| |
| |
| |
De moeizame verbintenis van jeugdliteratuur en leesonderwijs
Bespreking van Langs de Lange Lindelaan
Harry Overmeijer
Piet Mooren, medewerker van de Tilburgse letterenfaculteit en van de Schoolbegeleidingsdienst Midden Brabant heeft tal van artikelen op zijn naam staan. Hij publiceerde in tijdschriften als Moer, Maggezien, Literatuur zonder leeftijd en Leesgoed en leverde bijdragen aan de Tilburgse symposiumbundels. Een selectie van deze artikelen werd onlangs gebundeld onder de titel Langs de Lange Lindelaan; Opstellen over jeugdliteratuur en leesonderwijs.
Zoals de ondertitel al aangeeft, valt het boek uiteen in twee delen. Het eerste deel, ongeveer eenderde, gaat over jeugdliteratuur, het grootste deel gaat over leesonderwijs. Beide delen bevatten interviews, boekbesprekingen en beschouwingen. Omdat de gebundelde artikelen oorspronkelijk verschenen zijn tussen 1981 en 1998 geeft de bundel een goed beeld van een aantal belangrijke ontwikkelingen in zowel de jeugdliteratuur als het leesonderwijs. In de interviews wordt soms nog verder terug in de tijd gekeken, zodat het boek in feite een historisch overzicht van 1940 tot heden biedt. Hoewel Mooren de hoofdauteur van de bundel is, heeft hij enkele artikelen samen met anderen geschreven. Ido Abram, Loes van Dijck, Niko van Dorp, Lucienne Kleisen, Theo van 't Klooster, Jeanne Kurvers en Germa Zeijen treden op als co-auteurs. Germa Zeijen wordt elders in het boek vermeld als Germa van Zeyen, helemaal vrij van zetfouten is deze uitgave helaas niet.
| |
Constanten
In de ‘Inleiding’ ziet de auteur als gemeenschappelijk element van de artikelen dat ze de jeugdliteratuur willen verankeren in opvoeding en onderwijs en in de brede culturele basisvorming van alle kinderen. Mooren pleit voor een opvoeding waarin de jeugdliteratuur een even gangbaar gebruiksvoorwerp is als het bordje pap of het potje. De Lange Lindelaan uit de titel is de weg waarlangs die jeugdliteratuur verkend wordt. ‘Eerst aan de hand van kinderrijmen en prentenboeken in relatie tot de vroege literaire socialisatie in het gezin en de kleuterschool.
| |
| |
Vervolgens in het verlengde van het leren lezen en het leesonderwijs in het basisonderwijs, ook als extra ondersteuning voor diegenen voor wie die weg vele obstakels kent. En nog weer later op de kruispunten met alle andere vak- en vormingsgebieden van het basisonderwijs waar een boek van Hofman de beginnende kaartlezer op weg helpt, een boek van Pelgrom een historische periode doet herleven of auteurs als Wilmink met kinderboeken over oorlog en Holocaust in eigen stad en streek aanzetten tot denken over wat rechtvaardigheid is.’ (p.8).

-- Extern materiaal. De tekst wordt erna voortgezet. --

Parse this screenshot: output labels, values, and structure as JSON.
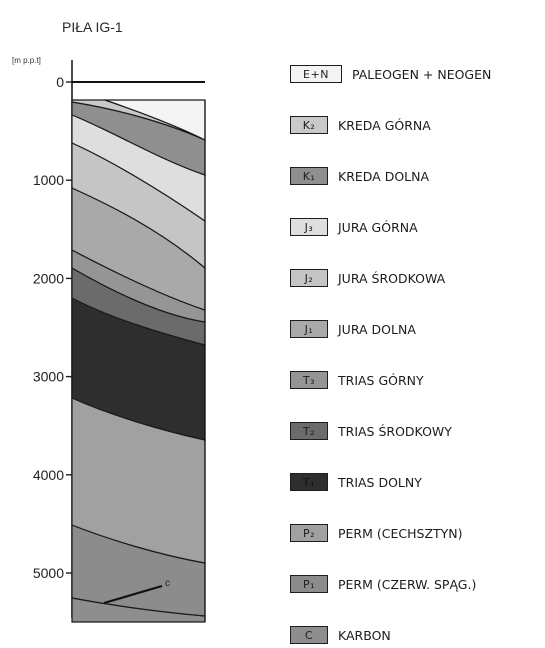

Behalve een stevige verankering van het jeugdboek in de opvoeding bevat het boek nog drie andere constanten. Op de eerste plaats is dat het pleidooi van Mooren voor meer samenwerking tussen leesspecialisten en boekspecialisten. De tweede constante is de speciale aandacht die gevraagd wordt voor kinderen voor wie het lezen niet zonder meer van een leien dakje gaat: ‘De school heeft een extra taak voor die leerlingen in de zorg voor een literair aanbod, dat sommige meer gefortuneerde kinderen al van huis uit hebben meegekregen. Bij die taak kan de school de hulp van de jeugdliteratuur en van de literaire kritiek node missen.’ (p.11).
Als derde constante wijst Mooren op ‘de samenwerking rond jeugdliteratuur in het perspectief van morele mondigheid en het gebod van Adorno: “nooit meer Auschwitz”. Historici en pedagogen als Lea Dasberg en auteurs als Willem Wilmink blijken van het belang van die morele dimensie zeer doordrongen, zoals in de hier afgedrukte interviews naar voren komt.’ (p.11).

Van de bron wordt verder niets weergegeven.